Ya en el siglo XXI, con escritores cosmopolitas que no pierden sus lazos naturales con su cultura regional, como María Antonieta Mendívil, Alejandra Olay, Carlos Sánchez, Iván Figueroa o Ignacio Mondaca, pude ver un crecimiento literario de primer nivel. Por eso Hermosillo me sigue pareciendo una ciudad compleja, una metrópoli por descubrir. Como una lámpara de Aladino con su genio irascible esperando escapar hacia otras regiones de la imaginación, hacia los confines de la experiencia humana.

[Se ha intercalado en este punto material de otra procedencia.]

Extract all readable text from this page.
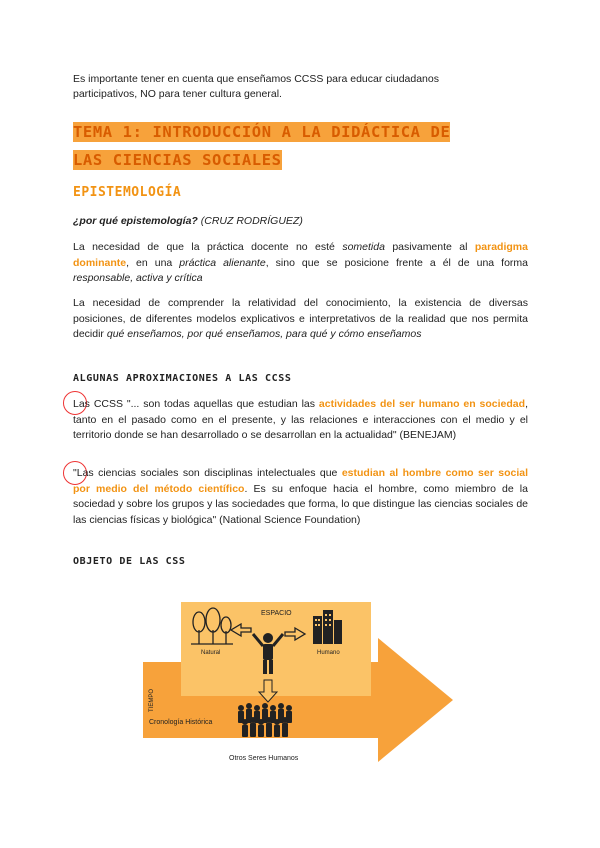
Es importante tener en cuenta que enseñamos CCSS para educar ciudadanos
participativos, NO para tener cultura general.
TEMA 1: INTRODUCCIÓN A LA DIDÁCTICA DE
LAS CIENCIAS SOCIALES
EPISTEMOLOGÍA
¿por qué epistemología? (CRUZ RODRÍGUEZ)
La necesidad de que la práctica docente no esté sometida pasivamente al paradigma dominante, en una práctica alienante, sino que se posicione frente a él de una forma responsable, activa y crítica
La necesidad de comprender la relatividad del conocimiento, la existencia de diversas posiciones, de diferentes modelos explicativos e interpretativos de la realidad que nos permita decidir qué enseñamos, por qué enseñamos, para qué y cómo enseñamos
ALGUNAS APROXIMACIONES A LAS CCSS
Las CCSS "... son todas aquellas que estudian las actividades del ser humano en sociedad, tanto en el pasado como en el presente, y las relaciones e interacciones con el medio y el territorio donde se han desarrollado o se desarrollan en la actualidad" (BENEJAM)
"Las ciencias sociales son disciplinas intelectuales que estudian al hombre como ser social por medio del método científico. Es su enfoque hacia el hombre, como miembro de la sociedad y sobre los grupos y las sociedades que forma, lo que distingue las ciencias sociales de las ciencias físicas y biológica" (National Science Foundation)
OBJETO DE LAS CSS
ESPACIO
Natural	Humano
TIEMPO
Cronología Histórica
Otros Seres Humanos
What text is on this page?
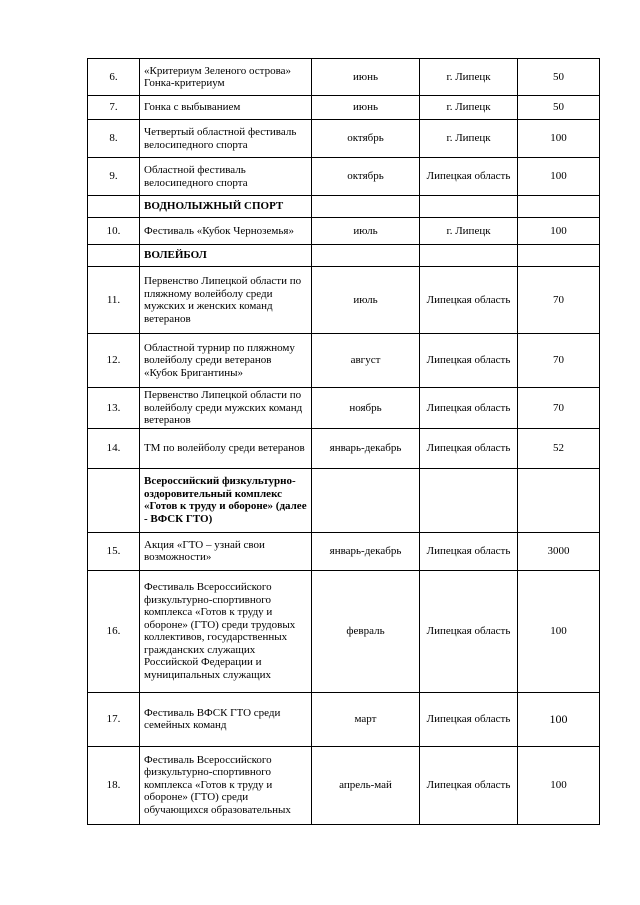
6.	«Критериум Зеленого острова» Гонка-критериум	июнь	г. Липецк	50
7.	Гонка с выбыванием	июнь	г. Липецк	50
8.	Четвертый областной фестиваль велосипедного спорта	октябрь	г. Липецк	100
9.	Областной фестиваль велосипедного спорта	октябрь	Липецкая область	100
	ВОДНОЛЫЖНЫЙ СПОРТ			
10.	Фестиваль «Кубок Черноземья»	июль	г. Липецк	100
	ВОЛЕЙБОЛ			
11.	Первенство Липецкой области по пляжному волейболу среди мужских и женских команд ветеранов	июль	Липецкая область	70
12.	Областной турнир по пляжному волейболу среди ветеранов «Кубок Бригантины»	август	Липецкая область	70
13.	Первенство Липецкой области по волейболу среди мужских команд ветеранов	ноябрь	Липецкая область	70
14.	ТМ по волейболу среди ветеранов	январь-декабрь	Липецкая область	52
	Всероссийский физкультурно-оздоровительный комплекс «Готов к труду и обороне» (далее - ВФСК ГТО)			
15.	Акция «ГТО – узнай свои возможности»	январь-декабрь	Липецкая область	3000
16.	Фестиваль Всероссийского физкультурно-спортивного комплекса «Готов к труду и обороне» (ГТО) среди трудовых коллективов, государственных гражданских служащих Российской Федерации и муниципальных служащих	февраль	Липецкая область	100
17.	Фестиваль ВФСК ГТО среди семейных команд	март	Липецкая область	100
18.	Фестиваль Всероссийского физкультурно-спортивного комплекса «Готов к труду и обороне» (ГТО) среди обучающихся образовательных	апрель-май	Липецкая область	100
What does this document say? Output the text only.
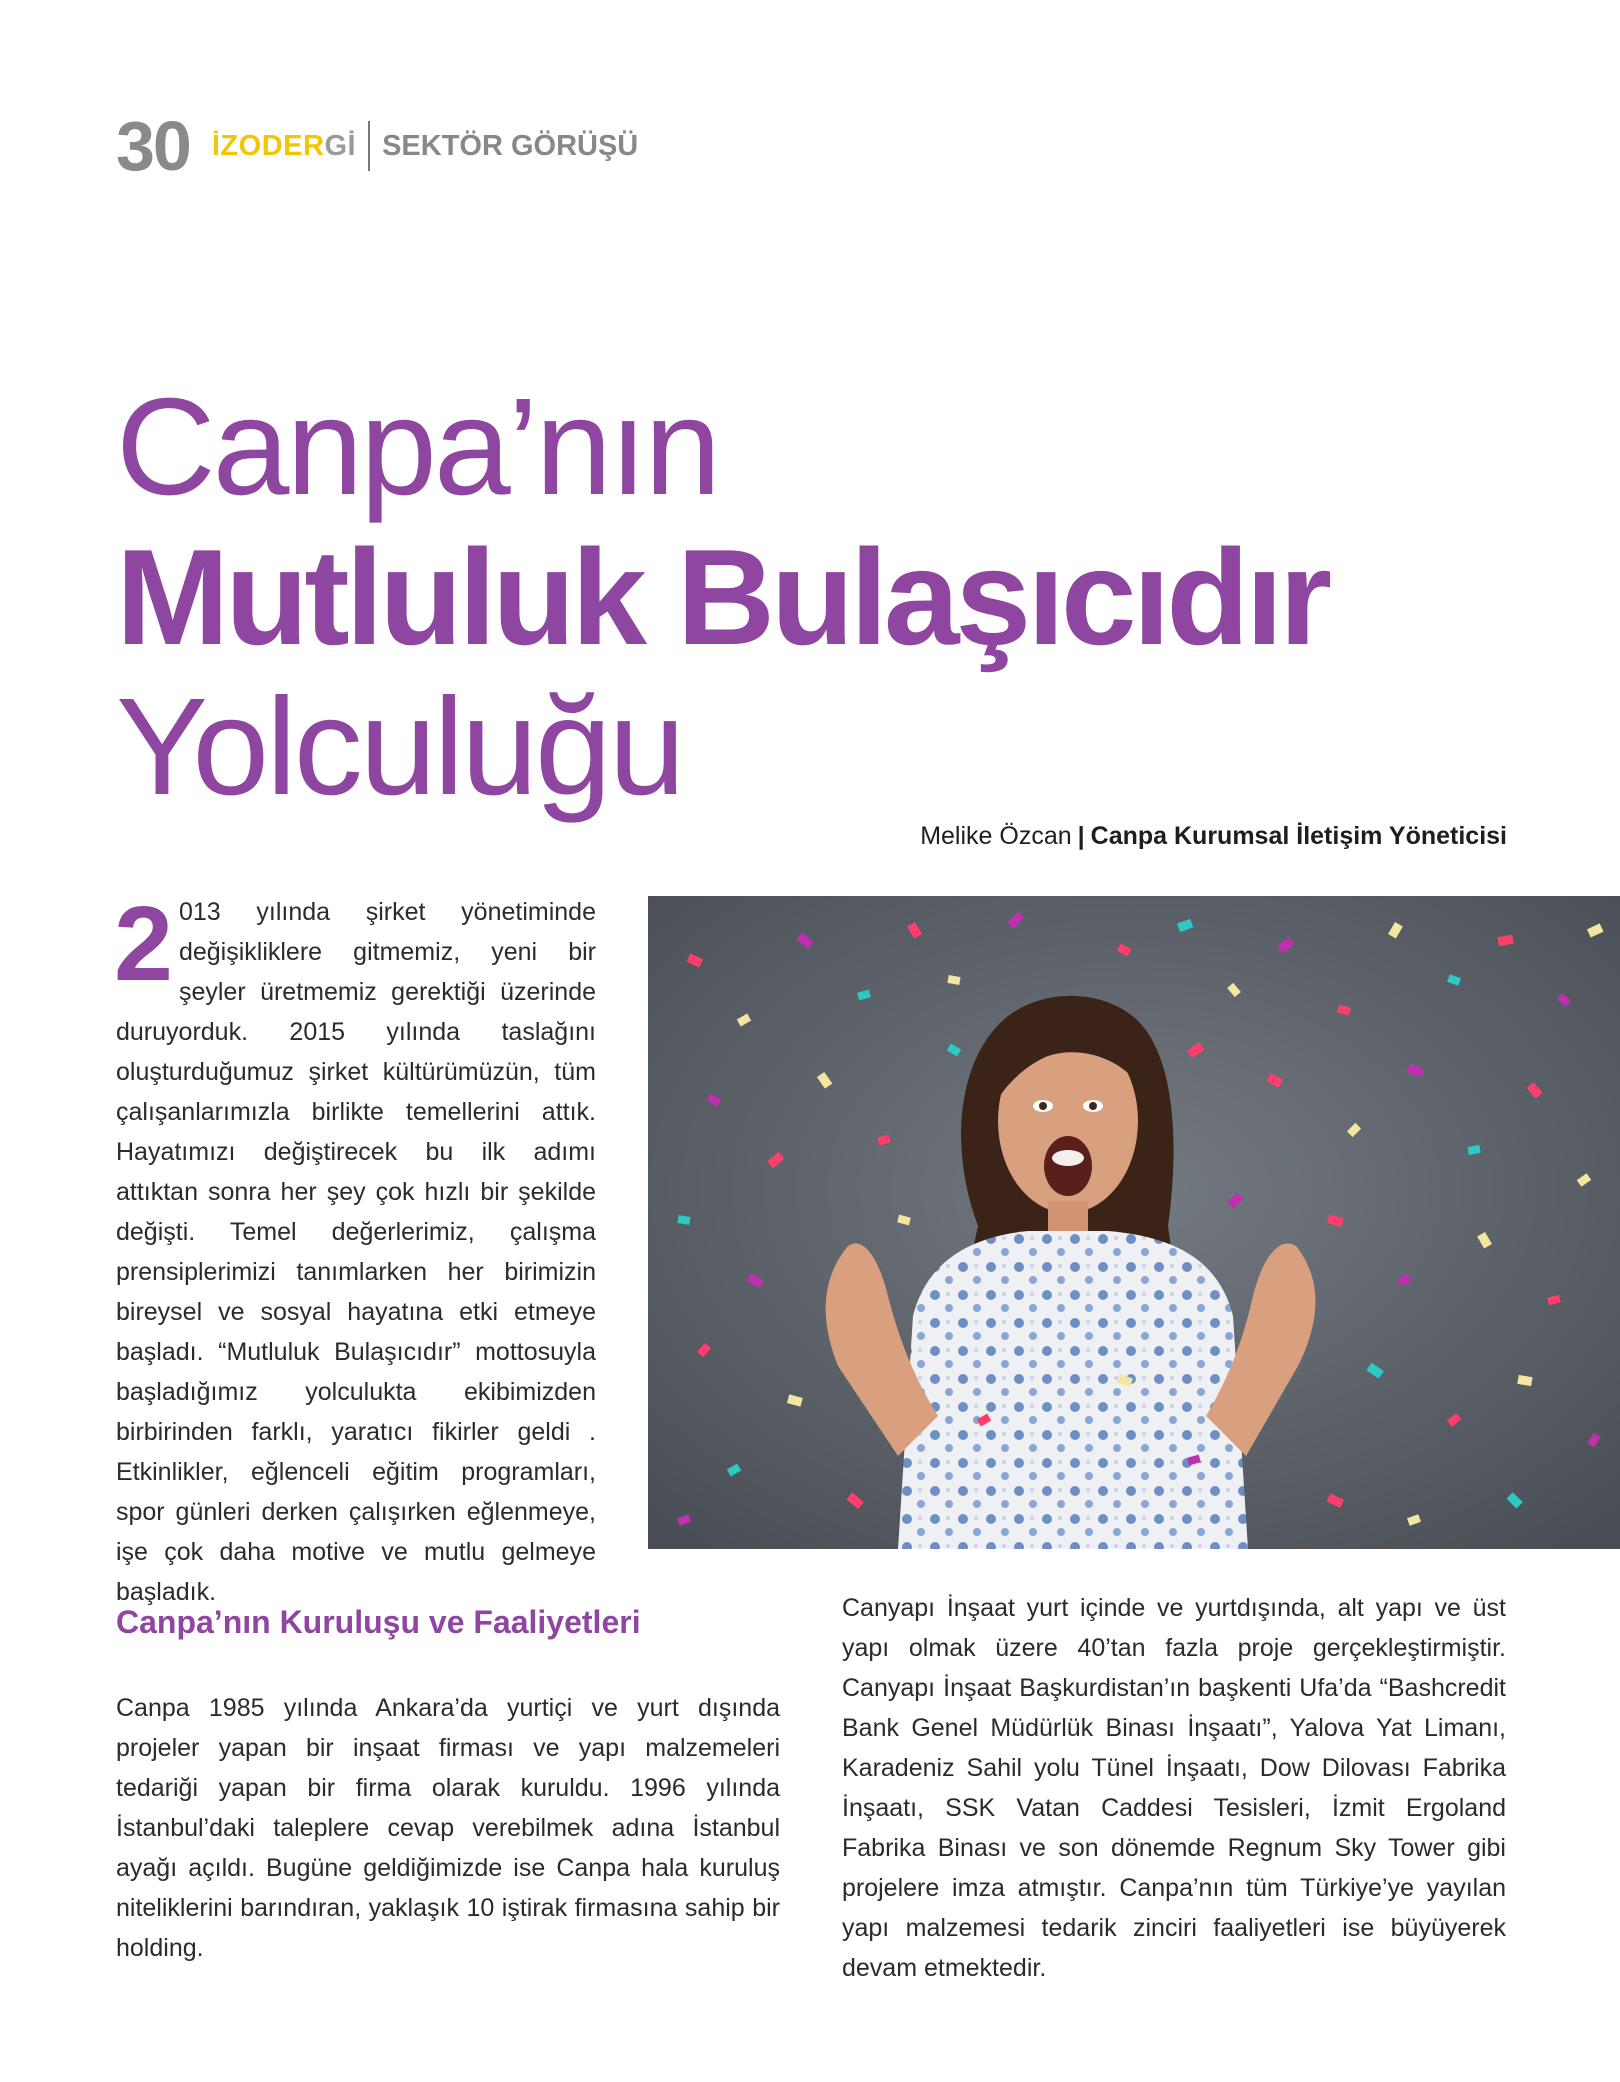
30 İZODERGİ SEKTÖR GÖRÜŞÜ
Canpa’nın
Mutluluk Bulaşıcıdır
Yolculuğu
Melike Özcan | Canpa Kurumsal İletişim Yöneticisi
2 013 yılında şirket yönetiminde değişikliklere gitmemiz, yeni bir şeyler üretmemiz gerektiği üzerinde duruyorduk. 2015 yılında taslağını oluşturduğumuz şirket kültürümüzün, tüm çalışanlarımızla birlikte temellerini attık. Hayatımızı değiştirecek bu ilk adımı attıktan sonra her şey çok hızlı bir şekilde değişti. Temel değerlerimiz, çalışma prensiplerimizi tanımlarken her birimizin bireysel ve sosyal hayatına etki etmeye başladı. “Mutluluk Bulaşıcıdır” mottosuyla başladığımız yolculukta ekibimizden birbirinden farklı, yaratıcı fikirler geldi . Etkinlikler, eğlenceli eğitim programları, spor günleri derken çalışırken eğlenmeye, işe çok daha motive ve mutlu gelmeye başladık.
Canpa’nın Kuruluşu ve Faaliyetleri
Canpa 1985 yılında Ankara’da yurtiçi ve yurt dışında projeler yapan bir inşaat firması ve yapı malzemeleri tedariği yapan bir firma olarak kuruldu. 1996 yılında İstanbul’daki taleplere cevap verebilmek adına İstanbul ayağı açıldı. Bugüne geldiğimizde ise Canpa hala kuruluş niteliklerini barındıran, yaklaşık 10 iştirak firmasına sahip bir holding.
Canyapı İnşaat yurt içinde ve yurtdışında, alt yapı ve üst yapı olmak üzere 40’tan fazla proje gerçekleştirmiştir. Canyapı İnşaat Başkurdistan’ın başkenti Ufa’da “Bashcredit Bank Genel Müdürlük Binası İnşaatı”, Yalova Yat Limanı, Karadeniz Sahil yolu Tünel İnşaatı, Dow Dilovası Fabrika İnşaatı, SSK Vatan Caddesi Tesisleri, İzmit Ergoland Fabrika Binası ve son dönemde Regnum Sky Tower gibi projelere imza atmıştır. Canpa’nın tüm Türkiye’ye yayılan yapı malzemesi tedarik zinciri faaliyetleri ise büyüyerek devam etmektedir.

Pero debo decir que Hermosillo también tiene lazos perdurables con Baja California y, especialmente, con Mexicali. Ambas ciudades comparten un clima caluroso, una geografía llena de polvaredas, de vidas nómadas, de planicies desérticas que se pierden en la distancia. Comparten, además, el vínculo notable de la poesía de los hermanos Facundo y Francisco Bernal, que tantos versos dieron a ambas urbes. En lo personal, sin embargo, el gran legado de Hermosillo no es otro que su cocina y, específicamente, su panadería: esas coyotas y esos coricos que son leyendas de la cocina mexicana y, si a esas vamos, esas tortillas de harina que parecen galaxias en expansión, universos tan sabrosos como indomables.

* El autor es escritor y miembro de la Academia Mexicana de la Lengua.